In ihrem Buch Reality Is Broken: Why Games Make Us Better and How They Can Change the World – geht Jane McGonigal der Frage nach, warum Spiele so viel befriedigender sind als die Realität selber. McGonigal bezieht sich vor allem auf Computerspiele. Die Antworten, die sie findet, können aber ohne weiteres verallgemeinert werden.
Schon ihre Definition von Spiel ist sehr weit: Die Schlüsselelemente, die jedes Spiel haben muss, sind ein Ziel, Regeln, ein Feedback-System und die freiwillige Teilnahme. Diese Punkte sind bei traditionellen Spielen einfach festzumachen. Bei Golf beispielsweise besteht das Ziel darin, mit möglichst wenig Schlägen ein Ball in mehrere Löcher nacheinander zu schlagen. Die Regeln legen fest, wie das zu geschehen hat, von wo aus man schlagen darf etc. Das Feedback-System ist sehr unmittelbar, man erfährt die Anzahl der Schläge sofort. Dass man Golf nicht spielen muss, versteht sich von selber.

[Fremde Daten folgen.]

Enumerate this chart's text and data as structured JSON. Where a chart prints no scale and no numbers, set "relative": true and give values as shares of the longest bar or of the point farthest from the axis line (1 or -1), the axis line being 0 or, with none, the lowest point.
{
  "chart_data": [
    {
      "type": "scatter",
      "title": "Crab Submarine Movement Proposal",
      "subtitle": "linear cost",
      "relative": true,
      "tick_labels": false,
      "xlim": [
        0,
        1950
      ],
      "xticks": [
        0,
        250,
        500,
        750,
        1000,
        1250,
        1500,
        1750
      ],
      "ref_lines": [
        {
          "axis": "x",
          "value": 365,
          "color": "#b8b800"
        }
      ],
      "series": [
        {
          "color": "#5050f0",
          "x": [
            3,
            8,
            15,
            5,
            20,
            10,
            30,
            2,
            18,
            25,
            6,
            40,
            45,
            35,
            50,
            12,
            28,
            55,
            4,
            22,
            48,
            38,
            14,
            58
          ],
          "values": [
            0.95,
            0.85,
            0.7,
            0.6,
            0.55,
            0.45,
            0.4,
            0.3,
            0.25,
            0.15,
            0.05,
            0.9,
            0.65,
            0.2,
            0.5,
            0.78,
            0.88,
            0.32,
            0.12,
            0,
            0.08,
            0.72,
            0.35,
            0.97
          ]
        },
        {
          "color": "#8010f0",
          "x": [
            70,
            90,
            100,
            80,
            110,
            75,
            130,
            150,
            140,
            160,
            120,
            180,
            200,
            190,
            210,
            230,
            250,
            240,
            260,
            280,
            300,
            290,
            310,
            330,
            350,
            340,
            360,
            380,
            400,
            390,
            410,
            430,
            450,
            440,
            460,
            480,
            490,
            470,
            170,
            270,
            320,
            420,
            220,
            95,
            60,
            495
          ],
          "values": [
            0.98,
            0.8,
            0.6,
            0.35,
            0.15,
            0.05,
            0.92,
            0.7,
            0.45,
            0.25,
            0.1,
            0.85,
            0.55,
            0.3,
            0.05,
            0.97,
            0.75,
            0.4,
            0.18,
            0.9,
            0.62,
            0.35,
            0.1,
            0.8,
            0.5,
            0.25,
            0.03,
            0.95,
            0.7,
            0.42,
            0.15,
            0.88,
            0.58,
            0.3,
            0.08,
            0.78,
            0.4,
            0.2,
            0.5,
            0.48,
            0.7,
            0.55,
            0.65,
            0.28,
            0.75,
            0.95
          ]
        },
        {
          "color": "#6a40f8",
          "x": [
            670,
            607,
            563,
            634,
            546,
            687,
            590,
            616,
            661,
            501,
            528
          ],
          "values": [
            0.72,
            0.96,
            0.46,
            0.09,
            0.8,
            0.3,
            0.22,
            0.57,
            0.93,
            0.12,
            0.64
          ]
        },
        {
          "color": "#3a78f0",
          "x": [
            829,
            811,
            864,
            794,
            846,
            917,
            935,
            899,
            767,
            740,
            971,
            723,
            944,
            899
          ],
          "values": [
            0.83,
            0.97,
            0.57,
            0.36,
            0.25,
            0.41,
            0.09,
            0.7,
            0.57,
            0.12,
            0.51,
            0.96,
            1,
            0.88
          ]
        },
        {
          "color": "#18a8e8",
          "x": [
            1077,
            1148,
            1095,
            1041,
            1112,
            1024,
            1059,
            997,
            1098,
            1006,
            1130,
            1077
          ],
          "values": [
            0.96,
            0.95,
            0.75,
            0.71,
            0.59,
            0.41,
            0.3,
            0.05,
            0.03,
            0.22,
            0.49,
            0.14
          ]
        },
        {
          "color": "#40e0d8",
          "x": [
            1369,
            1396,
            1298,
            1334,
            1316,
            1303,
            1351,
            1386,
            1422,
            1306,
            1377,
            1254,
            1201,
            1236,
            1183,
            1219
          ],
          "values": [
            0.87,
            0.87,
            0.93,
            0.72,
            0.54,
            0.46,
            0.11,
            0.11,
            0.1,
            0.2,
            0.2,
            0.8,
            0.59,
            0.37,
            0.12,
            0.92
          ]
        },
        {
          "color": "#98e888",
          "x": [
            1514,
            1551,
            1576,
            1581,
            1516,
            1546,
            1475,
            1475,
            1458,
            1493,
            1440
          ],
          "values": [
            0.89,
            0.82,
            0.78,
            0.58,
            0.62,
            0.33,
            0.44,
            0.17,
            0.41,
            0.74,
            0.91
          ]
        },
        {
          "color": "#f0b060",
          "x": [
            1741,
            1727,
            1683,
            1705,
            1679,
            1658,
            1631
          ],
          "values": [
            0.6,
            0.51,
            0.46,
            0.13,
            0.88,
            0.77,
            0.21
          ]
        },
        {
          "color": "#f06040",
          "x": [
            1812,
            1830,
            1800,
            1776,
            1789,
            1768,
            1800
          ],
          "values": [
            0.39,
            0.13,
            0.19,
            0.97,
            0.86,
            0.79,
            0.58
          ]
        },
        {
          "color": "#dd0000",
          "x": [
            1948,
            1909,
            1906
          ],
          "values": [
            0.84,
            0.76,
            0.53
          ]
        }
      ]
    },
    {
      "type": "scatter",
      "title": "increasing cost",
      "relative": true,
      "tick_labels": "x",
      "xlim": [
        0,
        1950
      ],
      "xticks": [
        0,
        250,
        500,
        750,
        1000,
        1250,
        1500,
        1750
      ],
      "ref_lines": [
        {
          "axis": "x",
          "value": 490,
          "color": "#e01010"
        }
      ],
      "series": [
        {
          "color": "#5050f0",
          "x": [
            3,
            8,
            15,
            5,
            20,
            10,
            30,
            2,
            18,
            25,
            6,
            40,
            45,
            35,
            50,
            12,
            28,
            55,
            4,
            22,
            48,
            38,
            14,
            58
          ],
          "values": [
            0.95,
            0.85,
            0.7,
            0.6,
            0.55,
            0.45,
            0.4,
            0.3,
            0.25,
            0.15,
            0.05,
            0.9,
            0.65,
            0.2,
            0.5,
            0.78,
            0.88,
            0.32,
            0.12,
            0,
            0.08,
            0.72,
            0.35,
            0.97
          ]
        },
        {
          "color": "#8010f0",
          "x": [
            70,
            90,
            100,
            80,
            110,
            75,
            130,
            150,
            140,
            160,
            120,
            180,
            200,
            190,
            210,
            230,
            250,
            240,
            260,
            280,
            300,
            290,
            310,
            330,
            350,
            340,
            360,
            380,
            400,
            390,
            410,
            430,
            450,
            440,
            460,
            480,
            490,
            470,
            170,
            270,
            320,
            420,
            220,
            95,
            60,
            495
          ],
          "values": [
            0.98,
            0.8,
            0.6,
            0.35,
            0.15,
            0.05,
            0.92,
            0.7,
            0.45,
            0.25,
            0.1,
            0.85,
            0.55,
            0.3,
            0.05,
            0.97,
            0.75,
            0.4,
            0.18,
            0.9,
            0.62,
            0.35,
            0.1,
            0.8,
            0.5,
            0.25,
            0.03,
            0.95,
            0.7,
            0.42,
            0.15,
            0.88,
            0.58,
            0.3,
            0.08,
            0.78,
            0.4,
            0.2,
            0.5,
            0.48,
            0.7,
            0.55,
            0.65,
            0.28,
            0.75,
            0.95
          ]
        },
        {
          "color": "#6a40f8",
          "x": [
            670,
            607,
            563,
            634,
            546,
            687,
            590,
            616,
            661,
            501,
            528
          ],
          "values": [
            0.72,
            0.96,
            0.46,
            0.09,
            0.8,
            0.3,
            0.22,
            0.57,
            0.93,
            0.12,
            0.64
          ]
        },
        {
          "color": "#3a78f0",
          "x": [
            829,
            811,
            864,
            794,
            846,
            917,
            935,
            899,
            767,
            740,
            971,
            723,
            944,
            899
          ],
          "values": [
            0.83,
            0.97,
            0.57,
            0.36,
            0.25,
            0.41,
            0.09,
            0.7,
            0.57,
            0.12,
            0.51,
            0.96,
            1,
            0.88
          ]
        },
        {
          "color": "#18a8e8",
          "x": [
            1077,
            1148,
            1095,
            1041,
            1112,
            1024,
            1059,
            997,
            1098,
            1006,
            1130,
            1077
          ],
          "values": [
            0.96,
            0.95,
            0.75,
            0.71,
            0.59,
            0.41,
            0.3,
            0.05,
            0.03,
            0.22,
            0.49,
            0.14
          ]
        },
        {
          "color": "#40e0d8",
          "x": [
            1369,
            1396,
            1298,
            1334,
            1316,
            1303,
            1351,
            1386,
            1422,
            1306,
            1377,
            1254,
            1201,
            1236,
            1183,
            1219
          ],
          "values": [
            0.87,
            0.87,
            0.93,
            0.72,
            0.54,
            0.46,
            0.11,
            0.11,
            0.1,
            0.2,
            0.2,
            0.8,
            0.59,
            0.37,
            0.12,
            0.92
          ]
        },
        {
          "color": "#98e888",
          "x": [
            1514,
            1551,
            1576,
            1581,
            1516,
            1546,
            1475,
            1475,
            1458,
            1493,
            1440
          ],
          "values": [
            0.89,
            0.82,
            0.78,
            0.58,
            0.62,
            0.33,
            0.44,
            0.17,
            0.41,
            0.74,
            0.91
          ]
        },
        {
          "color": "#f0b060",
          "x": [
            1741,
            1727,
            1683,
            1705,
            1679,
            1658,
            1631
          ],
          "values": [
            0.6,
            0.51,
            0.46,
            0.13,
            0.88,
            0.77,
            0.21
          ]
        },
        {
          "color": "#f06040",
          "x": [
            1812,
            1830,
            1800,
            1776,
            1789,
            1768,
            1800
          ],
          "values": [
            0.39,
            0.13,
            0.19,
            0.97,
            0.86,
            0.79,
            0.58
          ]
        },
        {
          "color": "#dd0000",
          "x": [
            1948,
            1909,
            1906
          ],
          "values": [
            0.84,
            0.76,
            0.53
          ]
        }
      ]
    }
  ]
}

Noch pointierter ist Bernard Suits mit seiner Definition eines Spieles: Ein Spiel ist der freiwillige Versuch, unnötige Hindernisse zu überwinden. Bei Golf wäre es viel einfacher, den Ball in die Hand zu nehmen und so in die Löcher zu stopfen. Aber das Spiel sieht die „unnötigen Hindernisse“ vor, dass man den Ball nicht anfassen darf, sondern ihn mit einem spezielle Schläger schlagen muss, dass man möglichst weit weg vom Loch damit beginnen muss, und so weiter. Der Reiz des Spieles besteht eben gerade darin, dass man diese „unnötigen“ Regeln einhält. Wenn dann der Ball trotzdem eingelocht wird, ist das ungleich befriedigender, als wenn man ihn einfach mit der Hand ins Loch gelegt hätte – obwohl der Effekt am Ende der gleiche ist.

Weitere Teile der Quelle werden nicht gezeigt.